I first became properly aware of soaking food in salty liquid – which is basically what brining involves – when I got my hands on Jane Grigson’s inspiring book, Good Things (to Eat). Although originally published in the early 1970’s the passion for great British ingredients and culinary traditions expressed in this work are still current today. And it features a whole chapter on salting meat, including Grigson’s own recipe for brine, which basically consists of equal parts of sea salt and brown sugar dissolved in water. Yet interestingly, it also features the addition of aromatics – such as bay leaves, juniper berries, and peppercorns – which impart subtle notes of flavour to the meat that is soaked and preserved in the liquid.

Now we are in the depths of January the festive season might seem just a distant memory, but the Christmas just past provided an opportunity to dip my toe into the pond of brining. Turkey is the festive bird of choice at Scrumptious Scran Towers, primarily because my father-in-law is pretty traditional when it comes to Christmas dinner. I always try and get the best quality turkey available – bronze of feather, free-range, organic, probably called Horatio or something similar – to ensure two things: that the meat actually tastes of something; and that it isn’t dry. Choosing top quality usually delivers. But having witnessed a festive TV programme where Nigella waxed lyrical about brining one’s turkey for 24 hours before cooking, I wondered if this could make an already great fowl even more tender and flavoursome, as La Lawson claims.

a turkey in a bucket ready for brining
Horatio the turkey, ready for a brine bath.

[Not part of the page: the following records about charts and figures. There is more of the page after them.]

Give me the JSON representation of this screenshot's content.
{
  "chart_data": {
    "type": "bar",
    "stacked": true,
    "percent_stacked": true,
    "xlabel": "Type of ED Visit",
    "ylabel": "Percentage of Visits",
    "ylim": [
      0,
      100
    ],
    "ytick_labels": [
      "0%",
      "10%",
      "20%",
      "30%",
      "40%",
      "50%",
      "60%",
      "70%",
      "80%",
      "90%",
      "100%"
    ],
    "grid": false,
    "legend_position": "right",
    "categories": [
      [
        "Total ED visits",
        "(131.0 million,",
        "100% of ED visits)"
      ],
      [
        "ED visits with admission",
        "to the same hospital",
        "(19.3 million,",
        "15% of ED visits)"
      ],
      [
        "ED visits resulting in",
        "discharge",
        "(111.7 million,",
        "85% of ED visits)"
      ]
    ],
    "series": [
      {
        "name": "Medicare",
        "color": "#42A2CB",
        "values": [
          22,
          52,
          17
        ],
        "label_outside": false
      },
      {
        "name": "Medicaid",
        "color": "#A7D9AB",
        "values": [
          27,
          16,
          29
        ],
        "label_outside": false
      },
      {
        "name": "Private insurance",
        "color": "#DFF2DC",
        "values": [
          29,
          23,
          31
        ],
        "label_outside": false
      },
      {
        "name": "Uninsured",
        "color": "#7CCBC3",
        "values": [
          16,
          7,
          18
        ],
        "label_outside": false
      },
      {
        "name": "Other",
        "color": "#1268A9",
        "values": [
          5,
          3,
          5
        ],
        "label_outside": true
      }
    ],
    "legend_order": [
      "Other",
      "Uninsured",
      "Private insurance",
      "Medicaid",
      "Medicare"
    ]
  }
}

So at lunchtime last Christmas eve Horatio the turkey was deposited into a lidded plastic tub together with sufficient salt, sugar and water to make a brine, and a whole host of herbs and spices – bay leaves, cloves, allspice berries, cinnamon sticks, star anise, peppercorns, juniper berries, clementine juice and peel, thyme, parsley and onions. Then into the fridge it went, until about an hour before cooking Christmas dinner was due to commence, whence it was drained, dried and brought up to room temperature. A mere two and a half hours in the oven – I certainly wasn’t going to overcook the turkey, as much as I wasn’t going to undercook it either – and the bird looked and smelled perfect. But how did it taste?

To be honest, it was blinking amazing. My father-in-law proclaimed it was the most moist, tastiest turkey he had ever sampled. The flesh was truly tender and not at all dry – which was down to more than just the quality of the bird, as the brining process helps lock moisture into the meat. And it had an almost mild gamey flavour, somewhere between guinea fowl and pheasant, but also with a very subtle hint of the aromatics that had gone into brine. This is certainly how I shall prepare our turkey from now on, but brining is not just for Christmas, as Jane Grigson’s recipes for salt duck and spiced salt beef clearly demonstrate. Watch this space!